The National Bureau of Statistics said that the ferrous metal smelting and rolling industries faced a significant decline in production and demand.
In the services sector, expansion continued in the railways, air transport, accommodation and catering sectors, on the back of strong travel on Labor Day in May, while real estate activity declined.
loss of momentum
PMIs and other economic indicators for the month of April add evidence that the rebound is running out of steam.
Last month, imports contracted sharply, factory gate prices fell, real estate investment slumped, industrial profits fell, and both factory production and retail sales failed to meet expectations.
Analysts are now lowering their forecasts for the economy as both Nomura and Barclays have cut their 2023 Chinese GDP growth forecasts.
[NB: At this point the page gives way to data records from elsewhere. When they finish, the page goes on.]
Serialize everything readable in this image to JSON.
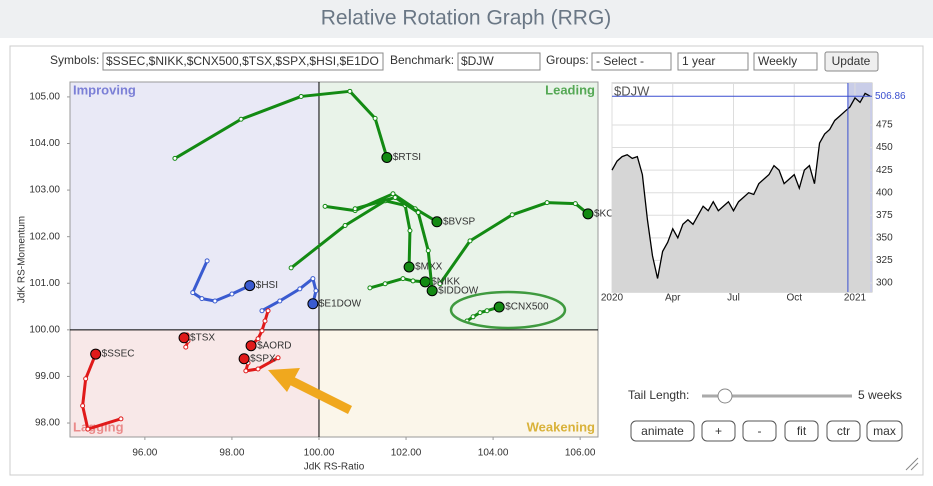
{
  "header": {
    "title": "Relative Rotation Graph (RRG)"
  },
  "controls": {
    "symbols_label": "Symbols:",
    "symbols": "$SSEC,$NIKK,$CNX500,$TSX,$SPX,$HSI,$E1DO",
    "benchmark_label": "Benchmark:",
    "benchmark": "$DJW",
    "groups_label": "Groups:",
    "groups": "- Select -",
    "period": "1 year",
    "interval": "Weekly",
    "update": "Update",
    "tail_label": "Tail Length:",
    "tail_value": "5 weeks",
    "buttons": [
      "animate",
      "+",
      "-",
      "fit",
      "ctr",
      "max"
    ]
  },
  "chart_data": [
    {
      "type": "rrg",
      "x_label": "JdK RS-Ratio",
      "y_label": "JdK RS-Momentum",
      "quadrants": [
        {
          "name": "Improving",
          "color": "#7b7fd6"
        },
        {
          "name": "Leading",
          "color": "#55a855"
        },
        {
          "name": "Weakening",
          "color": "#d9b23a"
        },
        {
          "name": "Lagging",
          "color": "#ea8a8a"
        }
      ],
      "quadrant_center": {
        "x": 100,
        "y": 100
      },
      "xlim": [
        94.28,
        106.41
      ],
      "ylim": [
        97.7,
        105.32
      ],
      "xticks": [
        {
          "value": 96,
          "label": "96.00"
        },
        {
          "value": 98,
          "label": "98.00"
        },
        {
          "value": 100,
          "label": "100.00"
        },
        {
          "value": 102,
          "label": "102.00"
        },
        {
          "value": 104,
          "label": "104.00"
        },
        {
          "value": 106,
          "label": "106.00"
        }
      ],
      "yticks": [
        {
          "value": 98,
          "label": "98.00"
        },
        {
          "value": 99,
          "label": "99.00"
        },
        {
          "value": 100,
          "label": "100.00"
        },
        {
          "value": 101,
          "label": "101.00"
        },
        {
          "value": 102,
          "label": "102.00"
        },
        {
          "value": 103,
          "label": "103.00"
        },
        {
          "value": 104,
          "label": "104.00"
        },
        {
          "value": 105,
          "label": "105.00"
        }
      ],
      "series": [
        {
          "name": "$RTSI",
          "color": "#138a13",
          "x": [
            96.69,
            98.21,
            99.59,
            100.71,
            101.29,
            101.56
          ],
          "values": [
            103.68,
            104.52,
            105.01,
            105.12,
            104.54,
            103.7
          ]
        },
        {
          "name": "$KOSPI",
          "color": "#138a13",
          "x": [
            102.78,
            103.47,
            104.44,
            105.24,
            105.89,
            106.18
          ],
          "values": [
            100.99,
            101.91,
            102.47,
            102.73,
            102.71,
            102.49
          ]
        },
        {
          "name": "$BVSP",
          "color": "#138a13",
          "x": [
            100.14,
            100.83,
            101.7,
            102.21,
            102.71
          ],
          "values": [
            102.65,
            102.56,
            102.92,
            102.6,
            102.32
          ]
        },
        {
          "name": "$MXX",
          "color": "#138a13",
          "x": [
            99.36,
            100.6,
            101.52,
            101.98,
            102.09,
            102.07
          ],
          "values": [
            101.33,
            102.24,
            102.77,
            102.67,
            102.13,
            101.35
          ]
        },
        {
          "name": "$NIKK",
          "color": "#138a13",
          "x": [
            101.17,
            101.52,
            101.93,
            102.16,
            102.44
          ],
          "values": [
            100.9,
            100.99,
            101.1,
            101.05,
            101.03
          ]
        },
        {
          "name": "$IDDOW",
          "color": "#138a13",
          "x": [
            100.83,
            101.75,
            102.28,
            102.51,
            102.6
          ],
          "values": [
            102.6,
            102.84,
            102.52,
            101.7,
            100.84
          ]
        },
        {
          "name": "$CNX500",
          "color": "#138a13",
          "x": [
            103.4,
            103.54,
            103.7,
            103.86,
            104.14
          ],
          "values": [
            100.19,
            100.28,
            100.37,
            100.41,
            100.49
          ]
        },
        {
          "name": "$HSI",
          "color": "#3a5bd0",
          "x": [
            97.43,
            97.1,
            97.31,
            97.61,
            98.0,
            98.41
          ],
          "values": [
            101.48,
            100.8,
            100.67,
            100.62,
            100.77,
            100.95
          ]
        },
        {
          "name": "$E1DOW",
          "color": "#3a5bd0",
          "x": [
            98.69,
            99.1,
            99.56,
            99.86,
            99.93,
            99.86
          ],
          "values": [
            100.41,
            100.62,
            100.88,
            101.1,
            100.84,
            100.56
          ]
        },
        {
          "name": "$TSX",
          "color": "#e01a1a",
          "x": [
            96.94,
            96.99,
            96.97,
            96.9
          ],
          "values": [
            99.63,
            99.76,
            99.89,
            99.83
          ]
        },
        {
          "name": "$AORD",
          "color": "#e01a1a",
          "x": [
            98.83,
            98.76,
            98.69,
            98.6,
            98.44
          ],
          "values": [
            100.41,
            100.19,
            99.98,
            99.81,
            99.66
          ]
        },
        {
          "name": "$SPX",
          "color": "#e01a1a",
          "x": [
            99.06,
            98.6,
            98.32,
            98.37,
            98.28
          ],
          "values": [
            99.4,
            99.16,
            99.12,
            99.29,
            99.38
          ]
        },
        {
          "name": "$SSEC",
          "color": "#e01a1a",
          "x": [
            95.45,
            94.69,
            94.57,
            94.64,
            94.87
          ],
          "values": [
            98.09,
            97.87,
            98.37,
            98.95,
            99.48
          ]
        }
      ]
    },
    {
      "type": "line",
      "title": "$DJW",
      "color": "#000000",
      "fill": "#d6d6d6",
      "xlim": [
        0,
        12.84
      ],
      "ylim": [
        290,
        521.5
      ],
      "xticks": [
        {
          "value": 0,
          "label": "2020"
        },
        {
          "value": 3,
          "label": "Apr"
        },
        {
          "value": 6,
          "label": "Jul"
        },
        {
          "value": 9,
          "label": "Oct"
        },
        {
          "value": 12,
          "label": "2021"
        }
      ],
      "yticks": [
        300,
        325,
        350,
        375,
        400,
        425,
        450,
        475
      ],
      "highlight_x": 11.65,
      "current": {
        "value": 506.86,
        "label": "506.86"
      },
      "x": [
        0,
        0.25,
        0.5,
        0.75,
        1,
        1.25,
        1.5,
        1.75,
        2,
        2.25,
        2.5,
        2.75,
        3,
        3.25,
        3.5,
        3.75,
        4,
        4.25,
        4.5,
        4.75,
        5,
        5.25,
        5.5,
        5.75,
        6,
        6.25,
        6.5,
        6.75,
        7,
        7.25,
        7.5,
        7.75,
        8,
        8.25,
        8.5,
        8.75,
        9,
        9.25,
        9.5,
        9.75,
        10,
        10.25,
        10.5,
        10.75,
        11,
        11.25,
        11.5,
        11.75,
        12,
        12.25,
        12.5,
        12.75
      ],
      "values": [
        425,
        435,
        440,
        442,
        438,
        440,
        420,
        370,
        330,
        305,
        335,
        345,
        360,
        350,
        365,
        370,
        365,
        375,
        385,
        380,
        390,
        380,
        385,
        390,
        380,
        390,
        395,
        400,
        398,
        410,
        415,
        420,
        430,
        425,
        410,
        415,
        420,
        405,
        425,
        430,
        410,
        455,
        465,
        470,
        480,
        485,
        490,
        495,
        505,
        500,
        510,
        506.86
      ]
    }
  ]
}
“Proactive fiscal policies, interest rate cuts, or interest-to-equity ratio cuts, and targeted monetary policy tools along with structural reform will be key,” Jones Lang LaSalle’s Pang added.
To stimulate credit growth, the central bank in March lowered banks’ reserve requirement ratios.
Premier Li Qiang said more targeted measures are needed this month to boost demand while China’s central bank said on May 15 that it would provide “strong and stable” support for the real economy.
Amid weakness, post-pandemic China stock rally falters as small investors turn bearish on stocks to instead double down on assets.
“The sentiment in the financial market is quite bearish. It is not clear how the government interprets the current economic situation,” said Zhiwei Zhang, chief economist at Pinpoint Asset Management. “There is no indication of an imminent policy response. The government may continue to take a ‘wait and see’ stance for the time being.”